All the other characters are fun and memorable, which makes their hardships within the movie carry more weight in the end. Donnie Yen as blind Force believer Chirrut Imwe is our strongest connection to the Force (besides Darth Vader) who illustrates a more everyman’s belief in the Force, and how it may seem foolish or superstitious to everyone who isn’t a Jedi. Jiang Wen is Chirrut’s ever-present comrade Baze Malbus who carries a big gun and serves as Chirrut’s foil, creating a nice buddy act together. Forest Whitaker’s Saw Gerrera adds some gravitas to a character who shows that a Rebellion can be even less nice than usual, but doesn’t get enough time for the audience to really care about.
For me, special mention goes to K-2SO, played by Alan Tudyk, who is a re-programmed Imperial droid and easily the character with the funniest lines in the movie. Personality-wise, he sits in a space between C3-PO and R2-D2. He’s well-spoken and a little anxious, but he also has a sardonic mouth on him that he isn’t afraid to use whenever the human characters are acting a bit foolish, and is endlessly capable of both debilitating strength and marskman savvy. Then there’s also Ben Medelsohn as Orson Krennic, an Imperial officer with close ties to the Death Star, fits nicely into the space between the grand “evilness” of the Empire (Darth Vader, the Emperor) and a more grounded take on corrupting power. His goals are more driven by personal ambition, pride and desire for recognition than simply wanting to see the Sith rise to the power or being drawn to the Dark Side itself.

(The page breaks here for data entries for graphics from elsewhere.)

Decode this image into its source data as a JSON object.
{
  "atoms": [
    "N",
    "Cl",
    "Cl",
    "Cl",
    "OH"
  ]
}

However what makes the more-or-less bland and exposition-dry mix of “good guy” characters work, is that they don’t need to be particularly important. They represent collective hope in the face of perpetual and staggering adversity, as they identify not with their individual attributes, but with those they share. They are all loyal, they all stand for what they believe in, and they all provide an essential service to a story that, for the first time in a Star Wars film, is not left untold within its runtime. While the characters absolutely could’ve benefitted from some backstory expansion to add weight to some of the film’s key events, their interconnectedness as both morally-questionable and brave fighters for a greater good prevents their lack of personal history from serving to detriment the film.
Rogue One demonstrates that the story potential in the Star Wars universe is immense, and that there is room in the galaxy for different kinds of stories than use some of the familiar trappings of the main line movies. I hope they continue to try new things with old parts, but with less obvious connections and fan service nods.